In WOLF HALL, Mantel introduces us to Thomas Cromwell as we follow his rise to power in the infamous court of Henry VIII. Most of my knowledge of the Tudor court involves the beheading of many Queen consorts in Henry’s attempts to have a legitimate male heir (knowledge acquired from Phillipa Gregory novels and binge-watching The Tudors). Cromwell, sadly, was a figure I overlooked and he’s often portrayed as a villain. Mantel brings him to life and paints him in a new light – as a man who values family and religious freedoms – one who is not villainous, but thoughtful and decent. From the beginning, we are living his life with him.
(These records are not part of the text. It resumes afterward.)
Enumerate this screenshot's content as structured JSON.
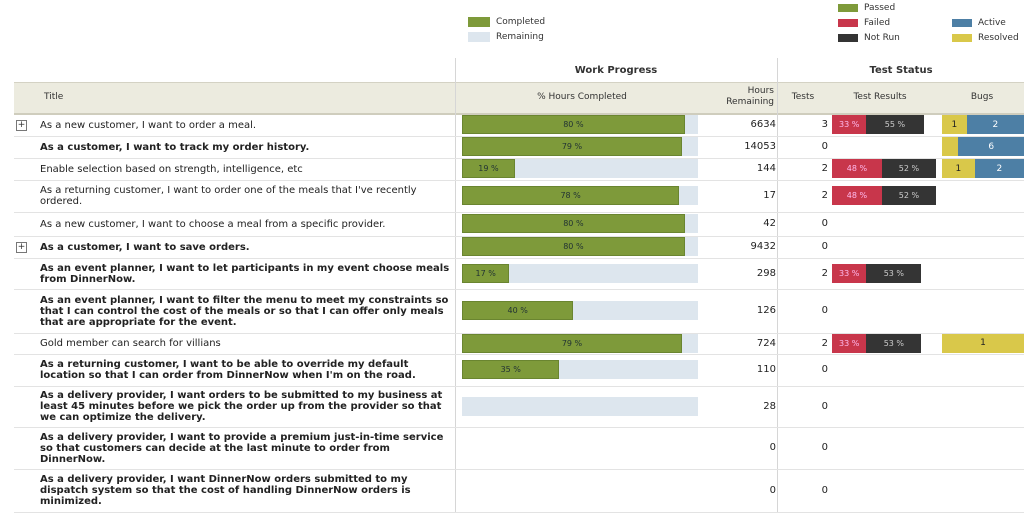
{
  "legend_progress": {
    "completed": {
      "label": "Completed",
      "color": "#7e9a3a"
    },
    "remaining": {
      "label": "Remaining",
      "color": "#dde6ee"
    }
  },
  "legend_status": {
    "passed": {
      "label": "Passed",
      "color": "#7e9a3a"
    },
    "failed": {
      "label": "Failed",
      "color": "#c8364b"
    },
    "not_run": {
      "label": "Not Run",
      "color": "#343434"
    },
    "active": {
      "label": "Active",
      "color": "#4d7fa5"
    },
    "resolved": {
      "label": "Resolved",
      "color": "#d9c84a"
    }
  },
  "groups": {
    "work_progress": "Work Progress",
    "test_status": "Test Status"
  },
  "columns": {
    "title": "Title",
    "pct_hours": "% Hours Completed",
    "hours_remaining": "Hours Remaining",
    "tests": "Tests",
    "test_results": "Test Results",
    "bugs": "Bugs"
  },
  "rows": [
    {
      "title": "As a new customer, I want to order a meal.",
      "bold": false,
      "expander": "+",
      "pct": 80,
      "pct_label": "80 %",
      "hours": "6634",
      "tests": "3",
      "failed_label": "33 %",
      "failed": 33,
      "notrun_label": "55 %",
      "notrun": 55,
      "bugs_resolved": "1",
      "bugs_active": "2",
      "resolved_w": 0.3,
      "active_w": 0.7
    },
    {
      "title": "As a customer, I want to track my order history.",
      "bold": true,
      "expander": "",
      "pct": 79,
      "pct_label": "79 %",
      "hours": "14053",
      "tests": "0",
      "bugs_resolved": "",
      "bugs_active": "6",
      "resolved_w": 0.2,
      "active_w": 0.8
    },
    {
      "title": "Enable selection based on strength, intelligence, etc",
      "bold": false,
      "expander": "",
      "pct": 19,
      "pct_label": "19 %",
      "hours": "144",
      "tests": "2",
      "failed_label": "48 %",
      "failed": 48,
      "notrun_label": "52 %",
      "notrun": 52,
      "bugs_resolved": "1",
      "bugs_active": "2",
      "resolved_w": 0.4,
      "active_w": 0.6
    },
    {
      "title": "As a returning customer, I want to order one of the meals that I've recently ordered.",
      "bold": false,
      "expander": "",
      "pct": 78,
      "pct_label": "78 %",
      "hours": "17",
      "tests": "2",
      "failed_label": "48 %",
      "failed": 48,
      "notrun_label": "52 %",
      "notrun": 52
    },
    {
      "title": "As a new customer, I want to choose a meal from a specific provider.",
      "bold": false,
      "expander": "",
      "pct": 80,
      "pct_label": "80 %",
      "hours": "42",
      "tests": "0"
    },
    {
      "title": "As a customer, I want to save orders.",
      "bold": true,
      "expander": "+",
      "pct": 80,
      "pct_label": "80 %",
      "hours": "9432",
      "tests": "0"
    },
    {
      "title": "As an event planner, I want to let participants in my event choose meals from DinnerNow.",
      "bold": true,
      "expander": "",
      "pct": 17,
      "pct_label": "17 %",
      "hours": "298",
      "tests": "2",
      "failed_label": "33 %",
      "failed": 33,
      "notrun_label": "53 %",
      "notrun": 53
    },
    {
      "title": "As an event planner, I want to filter the menu to meet my constraints so that I can control the cost of the meals or so that I can offer only meals that are appropriate for the event.",
      "bold": true,
      "expander": "",
      "pct": 40,
      "pct_label": "40 %",
      "hours": "126",
      "tests": "0"
    },
    {
      "title": "Gold member can search for villians",
      "bold": false,
      "expander": "",
      "pct": 79,
      "pct_label": "79 %",
      "hours": "724",
      "tests": "2",
      "failed_label": "33 %",
      "failed": 33,
      "notrun_label": "53 %",
      "notrun": 53,
      "bugs_resolved": "1",
      "bugs_active": "",
      "resolved_w": 1,
      "active_w": 0
    },
    {
      "title": "As a returning customer, I want to be able to override my default location so that I can order from DinnerNow when I'm on the road.",
      "bold": true,
      "expander": "",
      "pct": 35,
      "pct_label": "35 %",
      "hours": "110",
      "tests": "0"
    },
    {
      "title": "As a delivery provider, I want orders to be submitted to my business at least 45 minutes before we pick the order up from the provider so that we can optimize the delivery.",
      "bold": true,
      "expander": "",
      "pct": 0,
      "pct_label": "",
      "hours": "28",
      "tests": "0"
    },
    {
      "title": "As a delivery provider, I want to provide a premium just-in-time service so that customers can decide at the last minute to order from DinnerNow.",
      "bold": true,
      "expander": "",
      "pct": null,
      "pct_label": "",
      "hours": "0",
      "tests": "0"
    },
    {
      "title": "As a delivery provider, I want DinnerNow orders submitted to my dispatch system so that the cost of handling DinnerNow orders is minimized.",
      "bold": true,
      "expander": "",
      "pct": null,
      "pct_label": "",
      "hours": "0",
      "tests": "0"
    }
  ]
}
Mantel has used a point of view where Cromwell is often referred to as “he”. In The New Yorker in 2009, Mantel stated: “I’m behind his eyes… Although it’s written in the third person and not the first person, it’s actually more intimate than many third-person narratives. It’s as if the camera is on his shoulder.”
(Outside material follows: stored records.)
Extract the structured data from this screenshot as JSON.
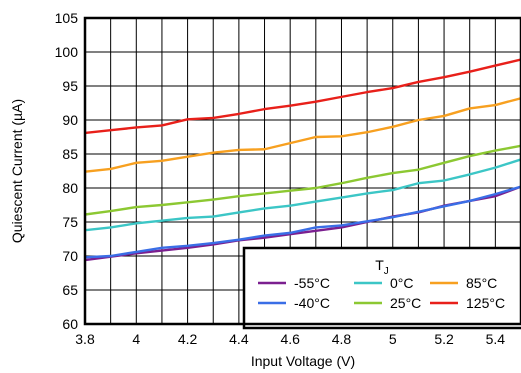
{
  "chart_data": {
    "type": "line",
    "title": "",
    "xlabel": "Input Voltage (V)",
    "ylabel": "Quiescent Current (µA)",
    "xlim": [
      3.8,
      5.5
    ],
    "ylim": [
      60,
      105
    ],
    "xticks": [
      3.8,
      4,
      4.2,
      4.4,
      4.6,
      4.8,
      5,
      5.2,
      5.4
    ],
    "xtick_labels": [
      "3.8",
      "4",
      "4.2",
      "4.4",
      "4.6",
      "4.8",
      "5",
      "5.2",
      "5.4"
    ],
    "yticks": [
      60,
      65,
      70,
      75,
      80,
      85,
      90,
      95,
      100,
      105
    ],
    "ytick_labels": [
      "60",
      "65",
      "70",
      "75",
      "80",
      "85",
      "90",
      "95",
      "100",
      "105"
    ],
    "grid": true,
    "legend": {
      "placement": "bottom-right",
      "title_main": "T",
      "title_sub": "J"
    },
    "x": [
      3.8,
      3.9,
      4.0,
      4.1,
      4.2,
      4.3,
      4.4,
      4.5,
      4.6,
      4.7,
      4.8,
      4.9,
      5.0,
      5.1,
      5.2,
      5.3,
      5.4,
      5.5
    ],
    "series": [
      {
        "name": "-55°C",
        "color": "#7b1f8f",
        "values": [
          69.4,
          69.9,
          70.4,
          70.8,
          71.2,
          71.7,
          72.3,
          72.7,
          73.2,
          73.7,
          74.2,
          75.0,
          75.8,
          76.4,
          77.4,
          78.1,
          78.8,
          80.2
        ]
      },
      {
        "name": "-40°C",
        "color": "#3a6ee6",
        "values": [
          69.8,
          70.0,
          70.6,
          71.2,
          71.5,
          71.9,
          72.4,
          73.0,
          73.4,
          74.2,
          74.5,
          75.1,
          75.7,
          76.5,
          77.3,
          78.1,
          79.1,
          80.2
        ]
      },
      {
        "name": "0°C",
        "color": "#3cc6c6",
        "values": [
          73.8,
          74.2,
          74.8,
          75.2,
          75.6,
          75.8,
          76.4,
          77.0,
          77.4,
          78.0,
          78.6,
          79.2,
          79.7,
          80.7,
          81.1,
          82.0,
          83.0,
          84.2
        ]
      },
      {
        "name": "25°C",
        "color": "#8cc832",
        "values": [
          76.1,
          76.6,
          77.2,
          77.5,
          77.9,
          78.3,
          78.8,
          79.2,
          79.6,
          80.0,
          80.7,
          81.5,
          82.2,
          82.7,
          83.7,
          84.7,
          85.5,
          86.2
        ]
      },
      {
        "name": "85°C",
        "color": "#f7a020",
        "values": [
          82.4,
          82.8,
          83.7,
          84.0,
          84.6,
          85.2,
          85.6,
          85.7,
          86.6,
          87.5,
          87.6,
          88.2,
          89.0,
          90.0,
          90.6,
          91.7,
          92.2,
          93.2
        ]
      },
      {
        "name": "125°C",
        "color": "#e8201a",
        "values": [
          88.1,
          88.5,
          88.9,
          89.2,
          90.1,
          90.3,
          90.9,
          91.6,
          92.1,
          92.7,
          93.4,
          94.1,
          94.7,
          95.6,
          96.3,
          97.1,
          98.0,
          98.9
        ]
      }
    ]
  }
}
I’m behind his eyes, so Cromwell is always “he.” Occasionally, there is an ambiguity, and the “he” could refer to somebody else, and I think that’s just the price you pay. To keep calling him Cromwell wouldn’t fit with the way the book is written. Although it’s written in the third person and not the first person, it’s actually more intimate than many third-person narratives. It’s as if the camera is on his shoulder.H.M., The New Yorker
That is exactly how I felt as I was reading it, as if I were a tiny reader-angel on his shoulder as he walked home to Austin Friars, traveled the Thames, and as he met with courtiers, cardinals, and the Crown. I cannot wait to finish Cromwell’s story this summer as I make my way through BRING UP THE BODIES (#2) and THE MIRROR & THE LIGHT (#3).
Perhaps Tudor England doesn’t go back into history as far as you would like, perhaps you’re more interested in Ancient Greece and Rome. THE SONG OF ACHILLES by Madeline Miller re-imagines and expands on the relationship between Achilles and Patroclus. It will transport you to Homer’s Greece and the Trojan War filled with meddling mythological figures and heartbroken heroes.
If you aren’t quite ready to leave Greece and Troy once you’ve gobbled up their story, her second novel is also based on Homer’s Greece, this time from The Odyssey, and tells the story of CIRCE, daughter of Titan Helios, a goddess and a sorceress. Both novels are FANTASTIC.. I would have stayed on the island with Circe for another 200 pages.
While reading THE SONG OF ACHILLES, I was struck by the mention of female heroes fighting during the Trojan War — mainly the horsewomen from Anatolia. Being me, I wanted more facts on these warrior women. Thank goodness there’s a book by Adrienne Mayor, a historian and a classical folklorist, that dives into the “lives & legends of warrior women across the ancient world“.
Historical fiction is just one of the many ways I’ve used books to escape my house. What have you been reading to escape? Does anyone else sometimes feel like they’re watching a movie while they’re reading? That experience when you watch the film adaptation years later & you’re like…wait a minute, didn’t I see this with that other actress…but that other actress is just the one you imagined when you were reading?